Laparoscopic Pectopexy and Vaginal Sacrospinous Fixation Clinical Trial
Official title:
Intermediate-term Outcomes of Laparoscopic Pectopexy and Vaginal Sacrospinous Fixation: A Comparative Study
Forty-three women who had vaginal sacrospinous fixations using Dr. Aksakal's Desta suture carrier and 36 women who had laparoscopic pectopexies between January 2014 and June 2018 at H.S.U Kocaeli Derince Training and Research Hospital Gynecology and Obstetrics clinic were re-examined between 15 June and 30 December 2018 gynecologically.

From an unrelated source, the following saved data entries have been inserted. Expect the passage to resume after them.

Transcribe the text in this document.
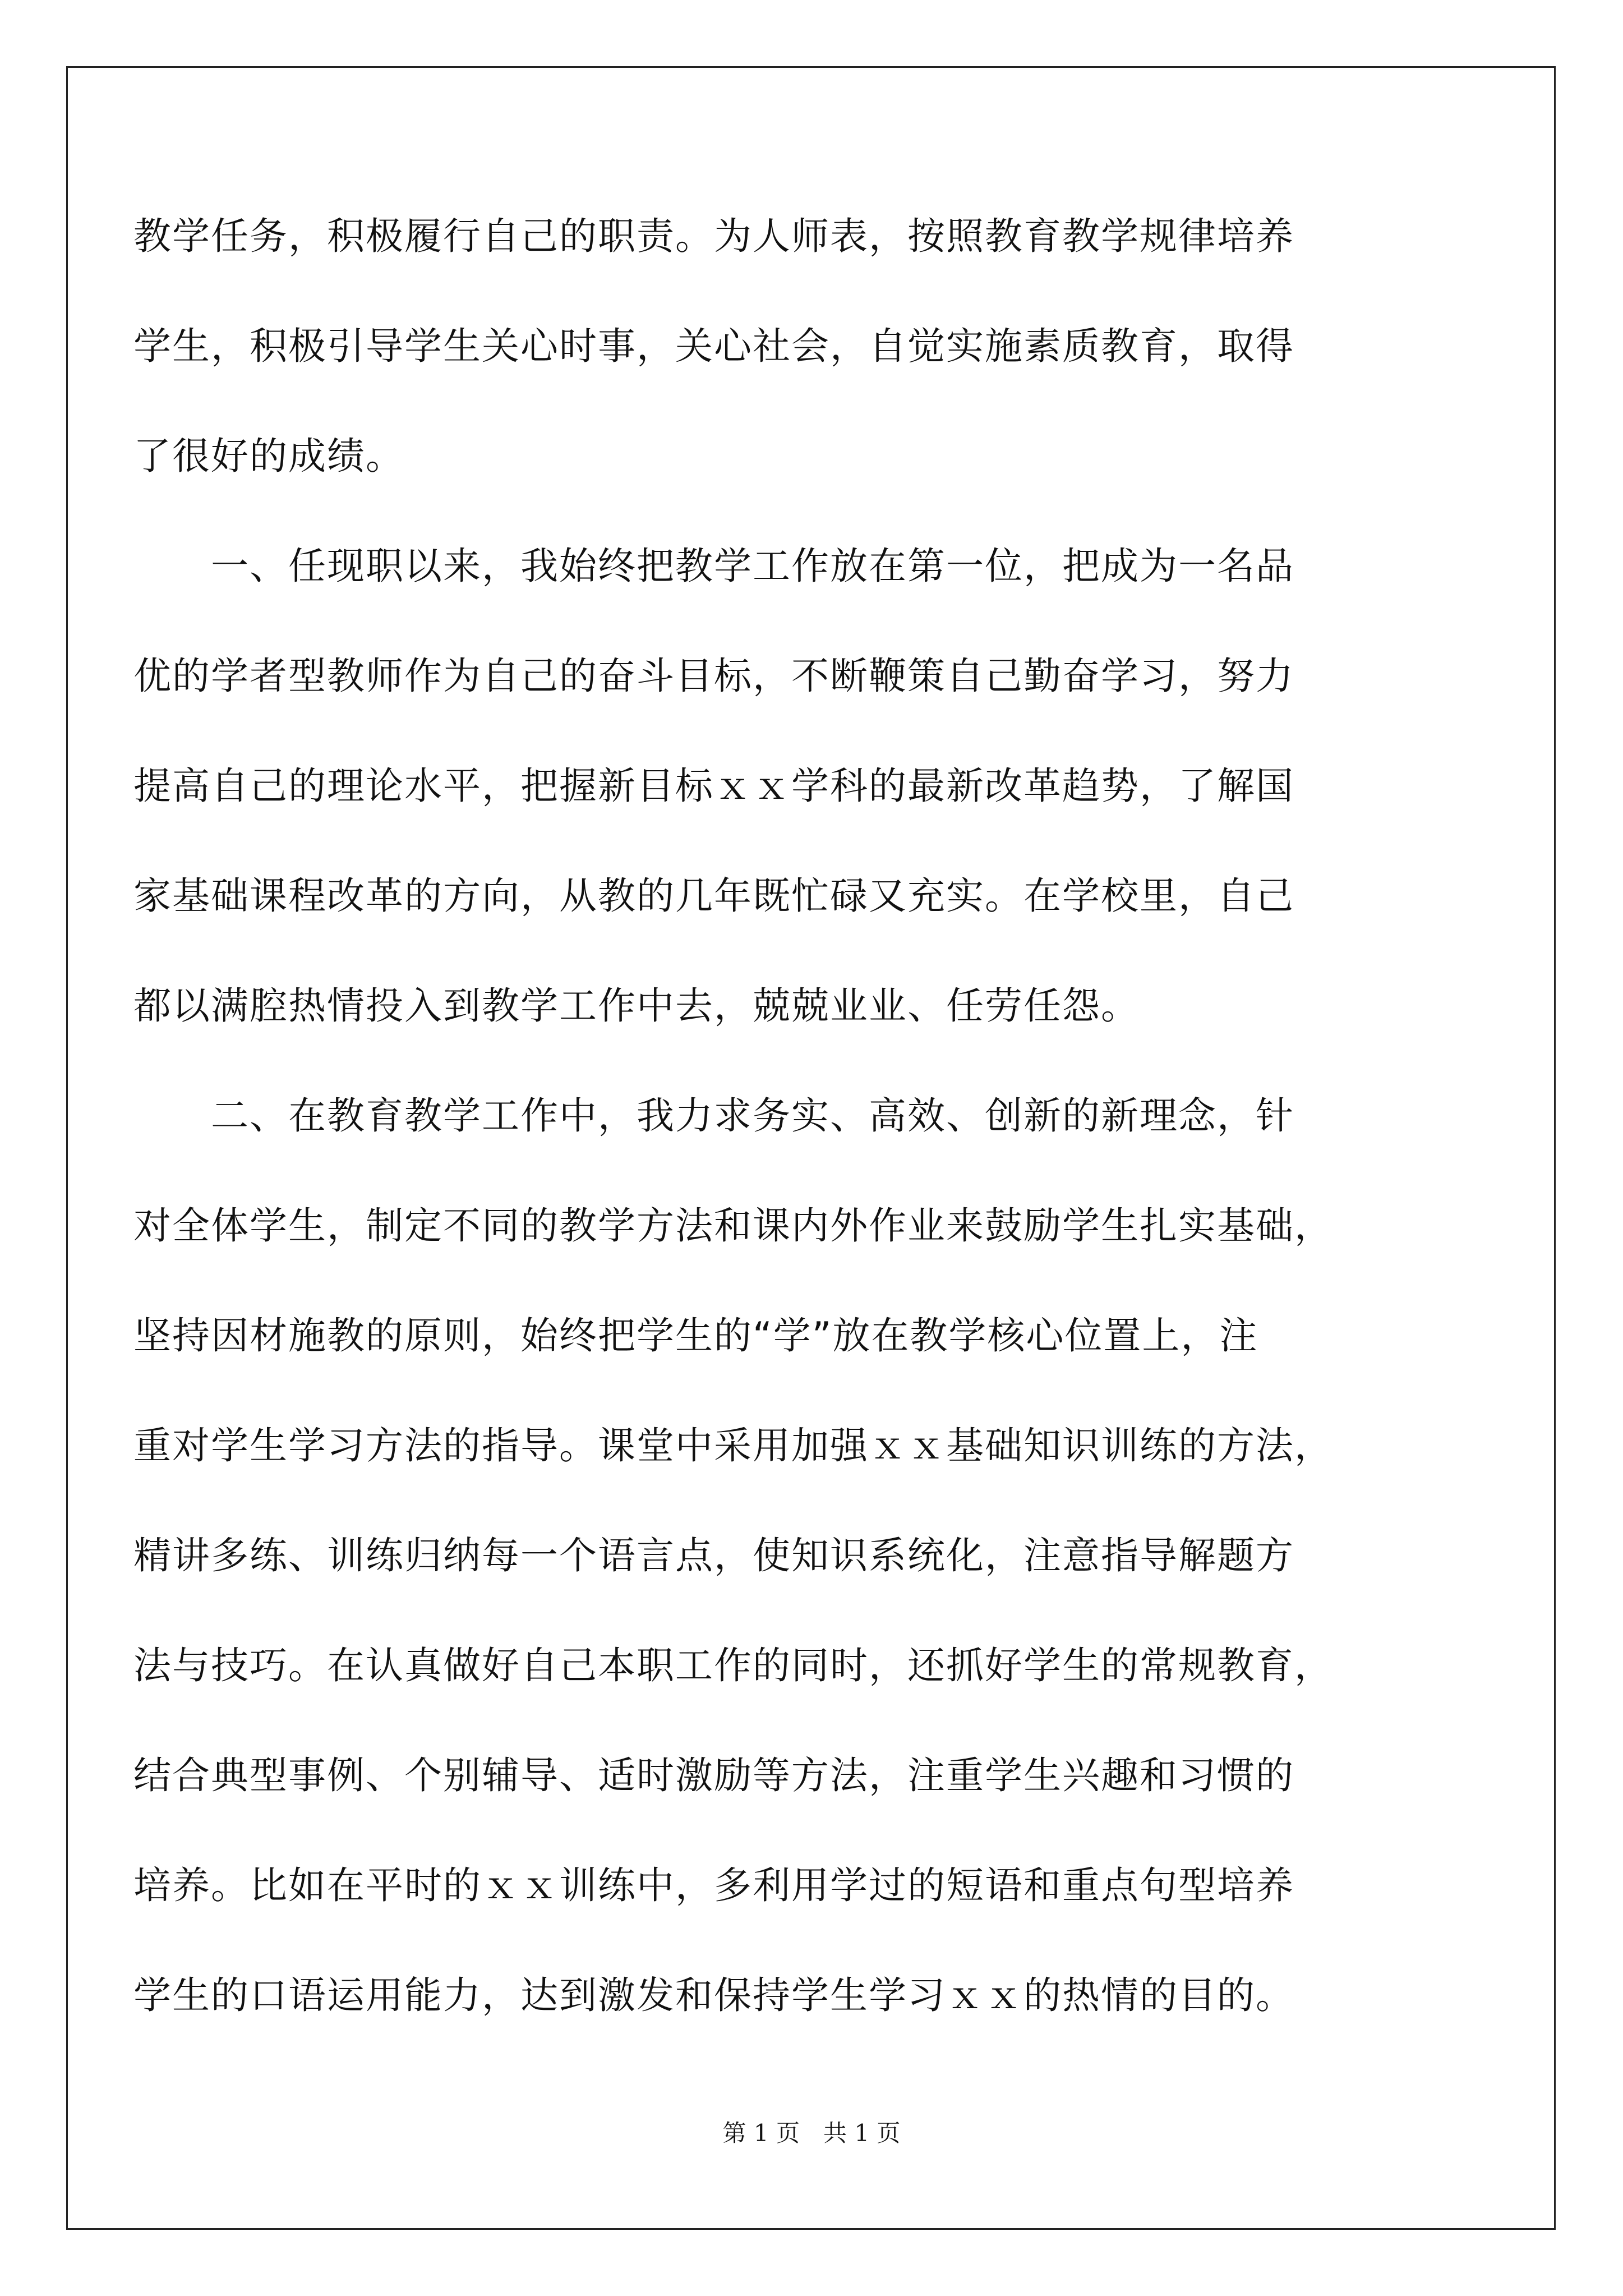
教学任务，积极履行自己的职责。为人师表，按照教育教学规律培养
学生，积极引导学生关心时事，关心社会，自觉实施素质教育，取得
了很好的成绩。
　　一、任现职以来，我始终把教学工作放在第一位，把成为一名品
优的学者型教师作为自己的奋斗目标，不断鞭策自己勤奋学习，努力
提高自己的理论水平，把握新目标ｘｘ学科的最新改革趋势，了解国
家基础课程改革的方向，从教的几年既忙碌又充实。在学校里，自己
都以满腔热情投入到教学工作中去，兢兢业业、任劳任怨。
　　二、在教育教学工作中，我力求务实、高效、创新的新理念，针
对全体学生，制定不同的教学方法和课内外作业来鼓励学生扎实基础，
坚持因材施教的原则，始终把学生的“学”放在教学核心位置上，注
重对学生学习方法的指导。课堂中采用加强ｘｘ基础知识训练的方法，
精讲多练、训练归纳每一个语言点，使知识系统化，注意指导解题方
法与技巧。在认真做好自己本职工作的同时，还抓好学生的常规教育，
结合典型事例、个别辅导、适时激励等方法，注重学生兴趣和习惯的
培养。比如在平时的ｘｘ训练中，多利用学过的短语和重点句型培养
学生的口语运用能力，达到激发和保持学生学习ｘｘ的热情的目的。
第 1 页　共 1 页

Forty-three women who had vaginal sacrospinous fixations using Dr. Aksakal's Desta suture
carrier and 36 women who had laparoscopic pectocolpopexies were re-examined 7 to 43 months
after surgery. All of the women had undergone surgery for stage 2 or greater uterovaginal or
vaginal vault prolapse according to the Pelvic Organ Prolapse Quantification (POP-Q) system.

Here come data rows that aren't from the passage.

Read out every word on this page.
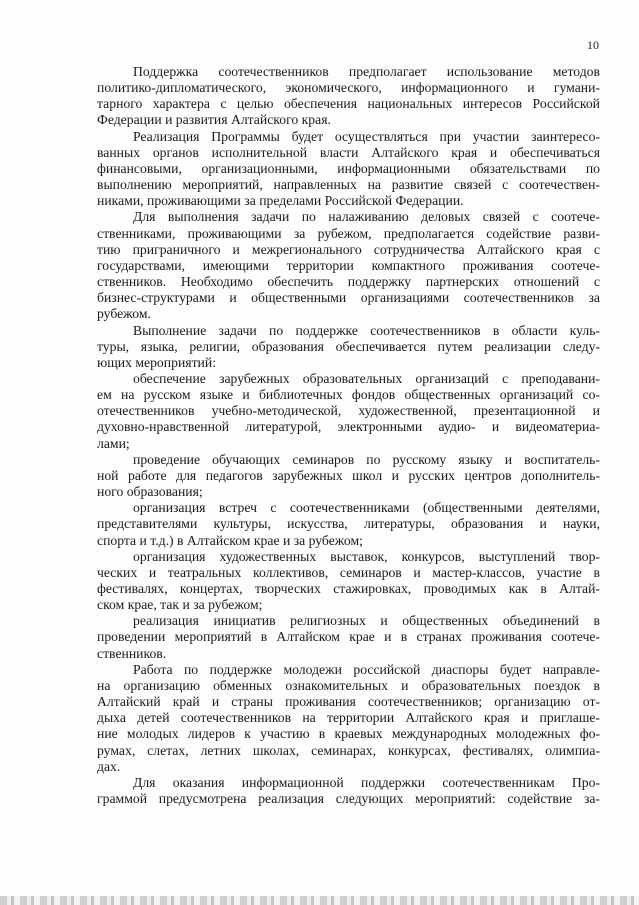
10
Поддержка соотечественников предполагает использование методов
политико-дипломатического, экономического, информационного и гумани-
тарного характера с целью обеспечения национальных интересов Российской
Федерации и развития Алтайского края.
Реализация Программы будет осуществляться при участии заинтересо-
ванных органов исполнительной власти Алтайского края и обеспечиваться
финансовыми, организационными, информационными обязательствами по
выполнению мероприятий, направленных на развитие связей с соотечествен-
никами, проживающими за пределами Российской Федерации.
Для выполнения задачи по налаживанию деловых связей с соотече-
ственниками, проживающими за рубежом, предполагается содействие разви-
тию приграничного и межрегионального сотрудничества Алтайского края с
государствами, имеющими территории компактного проживания соотече-
ственников. Необходимо обеспечить поддержку партнерских отношений с
бизнес-структурами и общественными организациями соотечественников за
рубежом.
Выполнение задачи по поддержке соотечественников в области куль-
туры, языка, религии, образования обеспечивается путем реализации следу-
ющих мероприятий:
обеспечение зарубежных образовательных организаций с преподавани-
ем на русском языке и библиотечных фондов общественных организаций со-
отечественников учебно-методической, художественной, презентационной и
духовно-нравственной литературой, электронными аудио- и видеоматериа-
лами;
проведение обучающих семинаров по русскому языку и воспитатель-
ной работе для педагогов зарубежных школ и русских центров дополнитель-
ного образования;
организация встреч с соотечественниками (общественными деятелями,
представителями культуры, искусства, литературы, образования и науки,
спорта и т.д.) в Алтайском крае и за рубежом;
организация художественных выставок, конкурсов, выступлений твор-
ческих и театральных коллективов, семинаров и мастер-классов, участие в
фестивалях, концертах, творческих стажировках, проводимых как в Алтай-
ском крае, так и за рубежом;
реализация инициатив религиозных и общественных объединений в
проведении мероприятий в Алтайском крае и в странах проживания соотече-
ственников.
Работа по поддержке молодежи российской диаспоры будет направле-
на организацию обменных ознакомительных и образовательных поездок в
Алтайский край и страны проживания соотечественников; организацию от-
дыха детей соотечественников на территории Алтайского края и приглаше-
ние молодых лидеров к участию в краевых международных молодежных фо-
румах, слетах, летних школах, семинарах, конкурсах, фестивалях, олимпиа-
дах.
Для оказания информационной поддержки соотечественникам Про-
граммой предусмотрена реализация следующих мероприятий: содействие за-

All of the patients received telephone calls and were invited for a gynecological
re-examination. All but one patient in the vaginal surgery group came in for a gynecological
control. We conducted a phone interview with the one patient not agreeing to come to the
control, and we learned that she had a relapse 6 months after the operation. She underwent
another prolapse surgery at a different hospital. She described her postsurgical complaints,
and we noted that she was unsatisfied with the surgery. In the postoperative re-evaluation
between 15 June and 30 December 2018, all of the women were examined in the lithotomy
position for apical, anterior, and posterior compartment descensus. Stage 2 or greater apical
descensus or a cystocele or rectocele according to the POP-Q system were accepted as
postoperative relapses. All of the patients answered the Pelvic Organ Prolapse/Urinary
Incontinence Sexual Questionnaire (PISQ-12) and Prolapse Quality of Life (P-QOL)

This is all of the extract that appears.